In 1912, Pach began working with the American painters Arthur B. Davies and Walt Kuhn in Paris to select works for the International Exhibition of Modern Art—now better known as the Armory Show. He proved vital to its success, utilizing his considerable contacts among artists, dealers and collectors to secure loans for the exhibition. Among the paintings Pach selected was Marcel Duchamp’s Nude Descending a Staircase, No. 2, a picture that caused uproar among American audiences not yet exposed to avant-garde styles such as Cubism, Fauvism and Futurism. In the wake of the Armory Show, Pach’s aesthetic evolved and began to demonstrate his engagement with Cubism, the style he referred to as “the great new school of France."

Painted in 1914, Storm on the River clearly demonstrates Pach’s exploration of a cubist style of abstraction. Here he depicts a view of the East River outside the window of his Manhattan apartment, located at 33 Beekman Place between 50th and 51st Streets–the very residence where Marcel Duchamp would be his guest for several weeks after his arrival to the United States in 1915. The composition is related to three other works he created in a range of media during this period, but Storm on the River is certainly the most abstracted in the series. Pach renders the flowers in the foreground realistically but has reduced and fragmented the sky, water and tree into geometric, overlapping planes of color. These fractured shapes indicate Pach’s exploration of the movement of forms in space, further emphasized by the more painterly style of execution utilized to portray the sky and water. Indeed, the composition evokes a strong sense of motion suggesting that—although it was likely executed in his studio—this was the view as Pach saw it.
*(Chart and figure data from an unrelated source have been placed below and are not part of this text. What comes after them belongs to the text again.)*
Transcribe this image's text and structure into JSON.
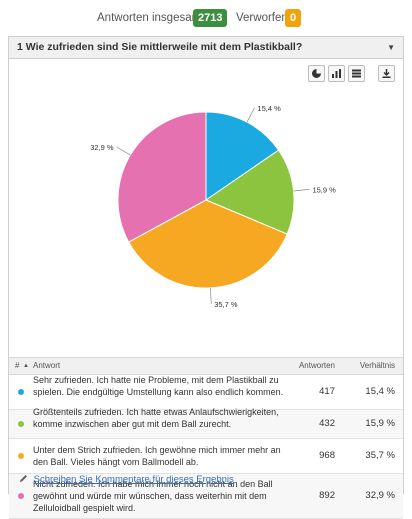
{
  "summary": {
    "responses_label": "Antworten insgesamt",
    "responses_count": "2713",
    "responses_color": "#3e8e41",
    "discarded_label": "Verworfen",
    "discarded_count": "0",
    "discarded_color": "#f0a30a"
  },
  "question": {
    "title": "1 Wie zufrieden sind Sie mittlerweile mit dem Plastikball?",
    "caret": "▼"
  },
  "toolbar": {
    "icons": [
      "pie-chart-icon",
      "bar-chart-icon",
      "table-icon",
      "download-icon"
    ]
  },
  "chart_data": {
    "type": "pie",
    "categories": [
      "Sehr zufrieden. Ich hatte nie Probleme, mit dem Plastikball zu spielen. Die endgültige Umstellung kann also endlich kommen.",
      "Größtenteils zufrieden. Ich hatte etwas Anlaufschwierigkeiten, komme inzwischen aber gut mit dem Ball zurecht.",
      "Unter dem Strich zufrieden. Ich gewöhne mich immer mehr an den Ball. Vieles hängt vom Ballmodell ab.",
      "Nicht zufrieden. Ich habe mich immer noch nicht an den Ball gewöhnt und würde mir wünschen, dass weiterhin mit dem Zelluloidball gespielt wird."
    ],
    "values": [
      15.4,
      15.9,
      35.7,
      32.9
    ],
    "labels": [
      "15,4 %",
      "15,9 %",
      "35,7 %",
      "32,9 %"
    ],
    "colors": [
      "#1ba9e1",
      "#8cc43f",
      "#f7a823",
      "#e571b0"
    ]
  },
  "table": {
    "headers": {
      "num": "#",
      "sort": "▲",
      "answer": "Antwort",
      "count": "Antworten",
      "ratio": "Verhältnis"
    },
    "rows": [
      {
        "text": "Sehr zufrieden. Ich hatte nie Probleme, mit dem Plastikball zu spielen. Die endgültige Umstellung kann also endlich kommen.",
        "count": "417",
        "pct": "15,4 %",
        "color": "#1ba9e1"
      },
      {
        "text": "Größtenteils zufrieden. Ich hatte etwas Anlaufschwierigkeiten, komme inzwischen aber gut mit dem Ball zurecht.",
        "count": "432",
        "pct": "15,9 %",
        "color": "#8cc43f"
      },
      {
        "text": "Unter dem Strich zufrieden. Ich gewöhne mich immer mehr an den Ball. Vieles hängt vom Ballmodell ab.",
        "count": "968",
        "pct": "35,7 %",
        "color": "#f7a823"
      },
      {
        "text": "Nicht zufrieden. Ich habe mich immer noch nicht an den Ball gewöhnt und würde mir wünschen, dass weiterhin mit dem Zelluloidball gespielt wird.",
        "count": "892",
        "pct": "32,9 %",
        "color": "#e571b0"
      }
    ]
  },
  "footer": {
    "link": "Schreiben Sie Kommentare für dieses Ergebnis",
    "icon": "pencil-icon"
  }
}
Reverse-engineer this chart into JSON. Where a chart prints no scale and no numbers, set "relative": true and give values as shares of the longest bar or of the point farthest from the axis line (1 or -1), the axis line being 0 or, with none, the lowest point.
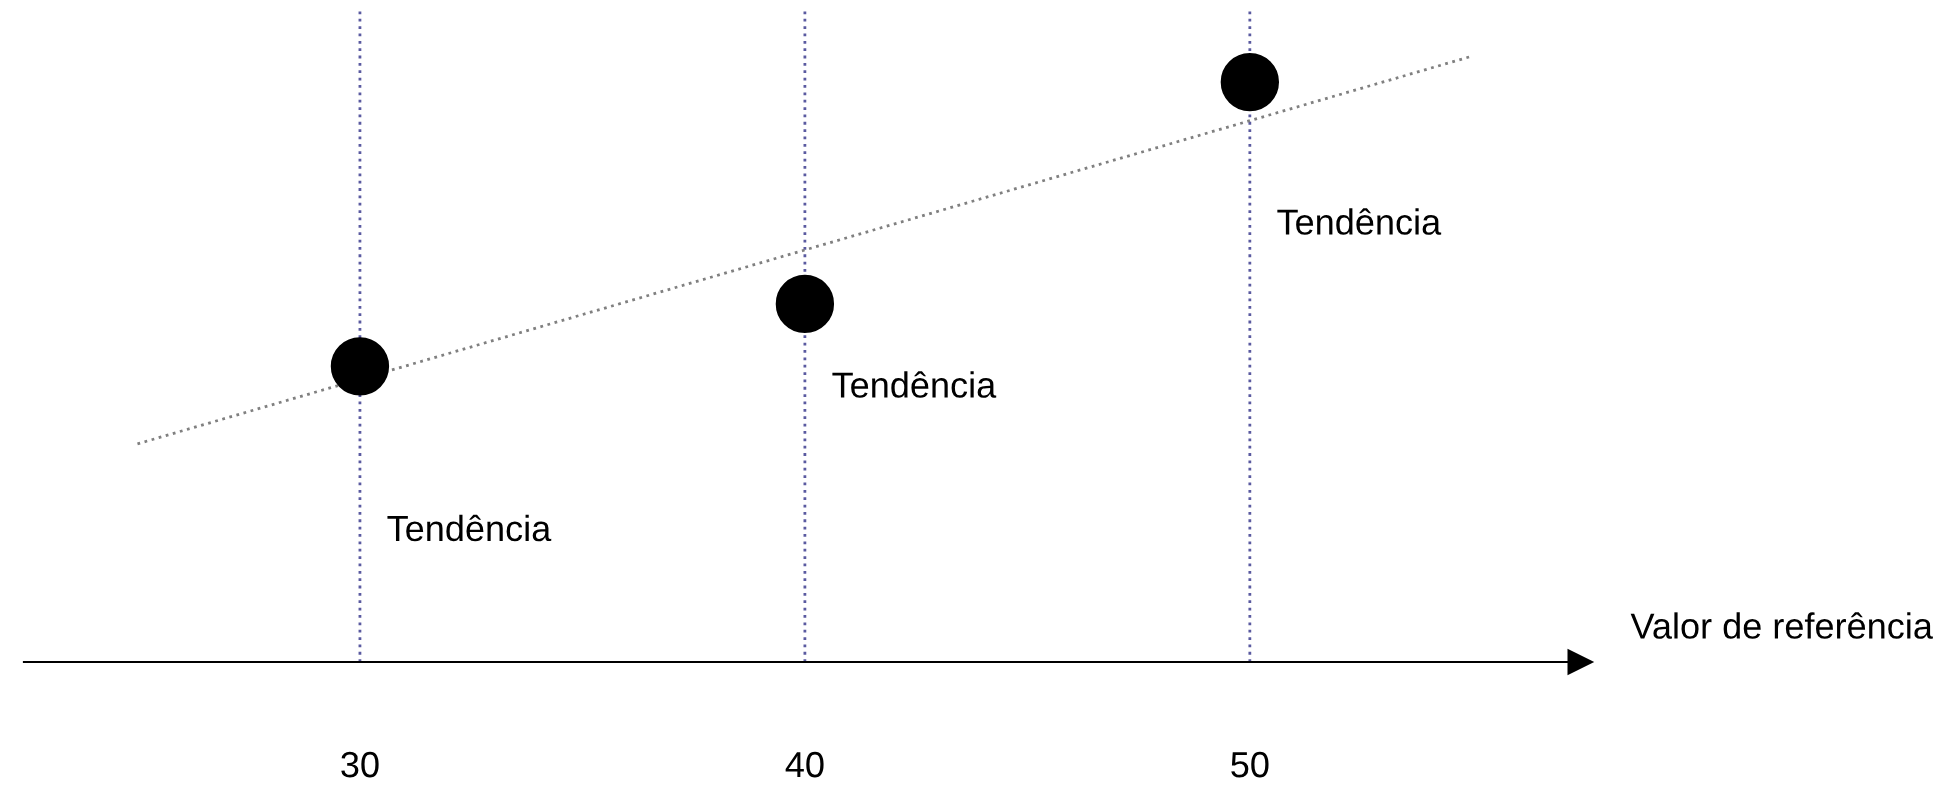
{
  "chart_data": {
    "type": "scatter",
    "relative": true,
    "x": [
      30,
      40,
      50
    ],
    "xlim": [
      22.45,
      57.42
    ],
    "xticks": [
      30,
      40,
      50
    ],
    "xlabel": "Valor de referência",
    "tick_labels": "x",
    "series": [
      {
        "color": "#000000",
        "marker": "circle",
        "values": [
          0.488,
          0.591,
          0.957
        ]
      },
      {
        "type": "line",
        "x": [
          25,
          55
        ],
        "color": "#808080",
        "line_style": "dotted",
        "values": [
          0.36,
          1.0
        ]
      }
    ],
    "ref_lines": [
      {
        "axis": "x",
        "value": 30,
        "color": "#5a5aa0",
        "line_style": "dotted",
        "label": "Tendência"
      },
      {
        "axis": "x",
        "value": 40,
        "color": "#5a5aa0",
        "line_style": "dotted",
        "label": "Tendência"
      },
      {
        "axis": "x",
        "value": 50,
        "color": "#5a5aa0",
        "line_style": "dotted",
        "label": "Tendência"
      }
    ]
  }
}
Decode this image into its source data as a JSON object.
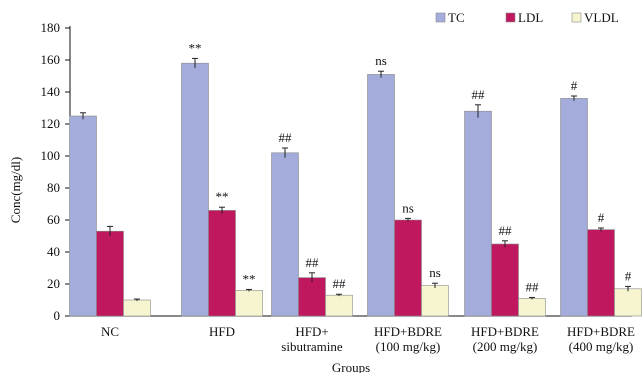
{
  "chart_data": {
    "type": "bar",
    "title": "",
    "xlabel": "Groups",
    "ylabel": "Conc(mg/dl)",
    "ylim": [
      0,
      180
    ],
    "yticks": [
      0,
      20,
      40,
      60,
      80,
      100,
      120,
      140,
      160,
      180
    ],
    "grid": false,
    "legend_position": "top-right",
    "categories": [
      [
        "NC"
      ],
      [
        "HFD"
      ],
      [
        "HFD+",
        "sibutramine"
      ],
      [
        "HFD+BDRE",
        "(100 mg/kg)"
      ],
      [
        "HFD+BDRE",
        "(200 mg/kg)"
      ],
      [
        "HFD+BDRE",
        "(400 mg/kg)"
      ]
    ],
    "series": [
      {
        "name": "TC",
        "color": "#a4acdc",
        "values": [
          125,
          158,
          102,
          151,
          128,
          136
        ],
        "errors": [
          2,
          3,
          3,
          2,
          4,
          1.5
        ],
        "annotations": [
          "",
          "**",
          "##",
          "ns",
          "##",
          "#"
        ]
      },
      {
        "name": "LDL",
        "color": "#c0185e",
        "values": [
          53,
          66,
          24,
          60,
          45,
          54
        ],
        "errors": [
          3,
          2,
          3,
          1,
          2,
          1
        ],
        "annotations": [
          "",
          "**",
          "##",
          "ns",
          "##",
          "#"
        ]
      },
      {
        "name": "VLDL",
        "color": "#f7f5cf",
        "values": [
          10,
          16,
          13,
          19,
          11,
          17
        ],
        "errors": [
          0.6,
          0.6,
          0.6,
          1.5,
          0.6,
          1.5
        ],
        "annotations": [
          "",
          "**",
          "##",
          "ns",
          "##",
          "#"
        ]
      }
    ]
  }
}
Pach returned to painting in a more realistic style in the 1920s, but it is clear he considered the work he executed in this period as his most successful, writing to fellow artist Manierre Dawson in 1913: “I am working ever so differently from what I did before; much better too, there are Cubistic things in it” (as cited in Laurette E. McCarthy, The Paintings of Walter Pach, New York, 2011, p. 10).